# Finding a maximal set of nonintersecting line segments in a unit circle

Let P be a set of n points that divides the unit circle into equal pieces. Let S be a set of m line segments such that their end points are points in P. The points aren't unique per line, meaning several lines can share points. I need to find the biggest subset of S of non intersecting lines. Lines that share an end point are treated as intersecting. In the great piece of art above, n = 3 and m = 2, connecting all dots will form an equilateral triangle, and the two lines are intersecting.

What I tried doing is to apply dynamic programming, but I can't formulate a recursive relation. I tried enumerating the point P = {1,2,...,n} and claiming something like "Let C[k] be the largest subset using only point from 1 to k etc..." but couldn't relate it to k - 1, plus I didn't take advantage of the fact the the points divide the circle into equal pieces.

Any clues\help will be vastly appreciated. :)

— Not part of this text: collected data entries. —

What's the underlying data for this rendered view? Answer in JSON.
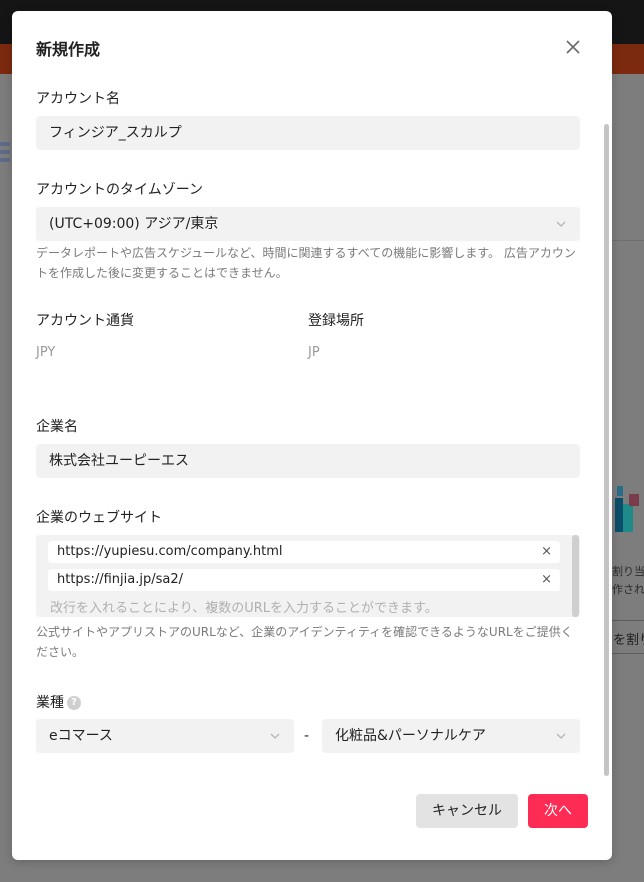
{
  "modal": {
    "title": "新規作成",
    "account_name": {
      "label": "アカウント名",
      "value": "フィンジア_スカルプ"
    },
    "timezone": {
      "label": "アカウントのタイムゾーン",
      "value": "(UTC+09:00) アジア/東京",
      "help": "データレポートや広告スケジュールなど、時間に関連するすべての機能に影響します。 広告アカウントを作成した後に変更することはできません。"
    },
    "currency": {
      "label": "アカウント通貨",
      "value": "JPY"
    },
    "location": {
      "label": "登録場所",
      "value": "JP"
    },
    "company": {
      "label": "企業名",
      "value": "株式会社ユーピーエス"
    },
    "website": {
      "label": "企業のウェブサイト",
      "urls": [
        "https://yupiesu.com/company.html",
        "https://finjia.jp/sa2/"
      ],
      "placeholder": "改行を入れることにより、複数のURLを入力することができます。",
      "help": "公式サイトやアプリストアのURLなど、企業のアイデンティティを確認できるようなURLをご提供ください。",
      "remove_symbol": "×"
    },
    "industry": {
      "label": "業種",
      "primary": "eコマース",
      "separator": "-",
      "secondary": "化粧品&パーソナルケア"
    },
    "buttons": {
      "cancel": "キャンセル",
      "next": "次へ"
    }
  },
  "background": {
    "right_text_1": "割り当",
    "right_text_2": "作され",
    "right_button": "を割り"
  },
  "colors": {
    "primary": "#fe2c55",
    "field_bg": "#f2f2f2",
    "overlay": "#7d7d7d"
  }
}
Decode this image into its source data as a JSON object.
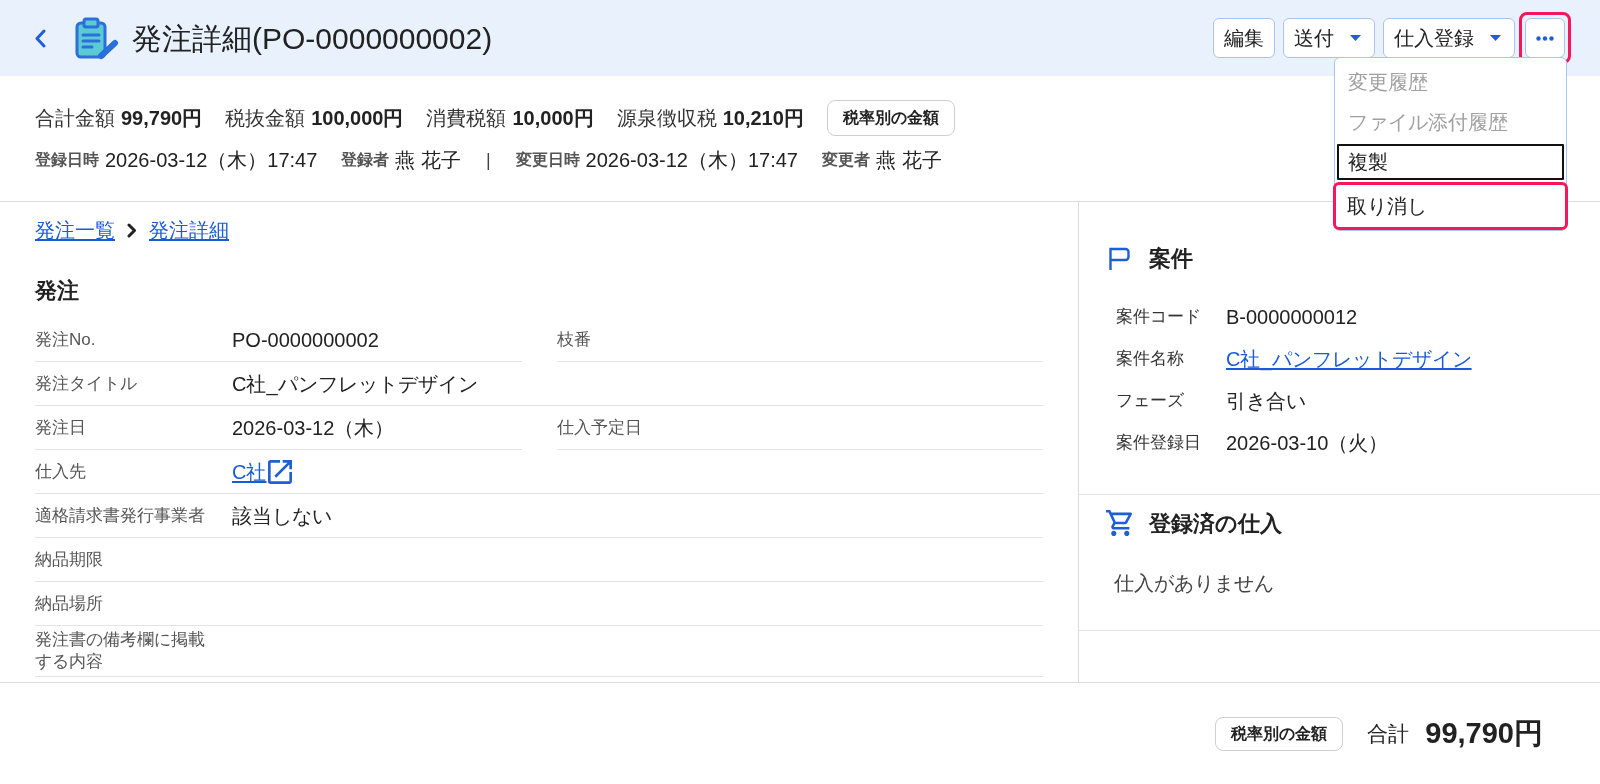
{
  "header": {
    "title": "発注詳細(PO-0000000002)",
    "actions": [
      {
        "kind": "button",
        "label": "編集",
        "highlighted": false
      },
      {
        "kind": "dropdown",
        "label": "送付",
        "highlighted": false
      },
      {
        "kind": "dropdown",
        "label": "仕入登録",
        "highlighted": false
      },
      {
        "kind": "more",
        "highlighted": true
      }
    ]
  },
  "action_menu": {
    "items": [
      {
        "label": "変更履歴",
        "disabled": true,
        "focused": false,
        "highlighted": false
      },
      {
        "label": "ファイル添付履歴",
        "disabled": true,
        "focused": false,
        "highlighted": false
      },
      {
        "label": "複製",
        "disabled": false,
        "focused": true,
        "highlighted": false
      },
      {
        "label": "取り消し",
        "disabled": false,
        "focused": false,
        "highlighted": true
      }
    ]
  },
  "summary": {
    "amounts": [
      {
        "label": "合計金額",
        "value": "99,790円"
      },
      {
        "label": "税抜金額",
        "value": "100,000円"
      },
      {
        "label": "消費税額",
        "value": "10,000円"
      },
      {
        "label": "源泉徴収税",
        "value": "10,210円"
      }
    ],
    "tax_button": "税率別の金額",
    "meta_groups": [
      {
        "items": [
          {
            "label": "登録日時",
            "value": "2026-03-12（木）17:47"
          },
          {
            "label": "登録者",
            "value": "燕 花子"
          }
        ]
      },
      {
        "items": [
          {
            "label": "変更日時",
            "value": "2026-03-12（木）17:47"
          },
          {
            "label": "変更者",
            "value": "燕 花子"
          }
        ]
      }
    ],
    "meta_separator": "|"
  },
  "breadcrumb": [
    {
      "label": "発注一覧"
    },
    {
      "label": "発注詳細"
    }
  ],
  "order": {
    "heading": "発注",
    "rows": [
      {
        "cells": [
          {
            "label": "発注No.",
            "value": "PO-0000000002",
            "kind": "text"
          },
          {
            "label": "枝番"
          }
        ]
      },
      {
        "cells": [
          {
            "label": "発注タイトル",
            "value": "C社_パンフレットデザイン",
            "kind": "text"
          }
        ]
      },
      {
        "cells": [
          {
            "label": "発注日",
            "value": "2026-03-12（木）",
            "kind": "text"
          },
          {
            "label": "仕入予定日"
          }
        ]
      },
      {
        "cells": [
          {
            "label": "仕入先",
            "value": "C社",
            "kind": "link"
          }
        ]
      },
      {
        "cells": [
          {
            "label": "適格請求書発行事業者",
            "value": "該当しない",
            "kind": "text"
          }
        ]
      },
      {
        "cells": [
          {
            "label": "納品期限"
          }
        ]
      },
      {
        "cells": [
          {
            "label": "納品場所"
          }
        ]
      },
      {
        "cells": [
          {
            "label": "発注書の備考欄に掲載する内容"
          }
        ]
      }
    ]
  },
  "project": {
    "heading": "案件",
    "fields": [
      {
        "label": "案件コード",
        "value": "B-0000000012",
        "kind": "text"
      },
      {
        "label": "案件名称",
        "value": "C社_パンフレットデザイン",
        "kind": "link"
      },
      {
        "label": "フェーズ",
        "value": "引き合い",
        "kind": "text"
      },
      {
        "label": "案件登録日",
        "value": "2026-03-10（火）",
        "kind": "text"
      }
    ]
  },
  "purchases": {
    "heading": "登録済の仕入",
    "empty_message": "仕入がありません"
  },
  "footer": {
    "tax_button": "税率別の金額",
    "total_label": "合計",
    "total_value": "99,790円"
  }
}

• (There is a typo in the title.) Did you try considering even and odd numbers of points separately? Feb 5 '16 at 7:45
• I was thinking of segments of non-intersecting lines. Revisiting this question, I see something not specified: with four points, are the lines going through every other point/crossing each other considered intersecting? They don't share an end point. Anyway, with every line needing two points and no two lines to share points, this looks trivial - ? Feb 5 '16 at 13:37

In the case of interval two intervals $(x_i,y_i)$ and $(x_j,y_j)$ are intersecting if $x_i \leq y_i \leq x_j \leq y_j$ or $x_j \leq y_j \leq x_i \leq y_i$ is not true.
In your case however lines are intersecting only if you have $x_i \leq x_j \leq y_i \leq y_j \leq x_i$ in circular order. Here $x_i$ and $y_i$ are the circumference distance from a fixed point say the top point.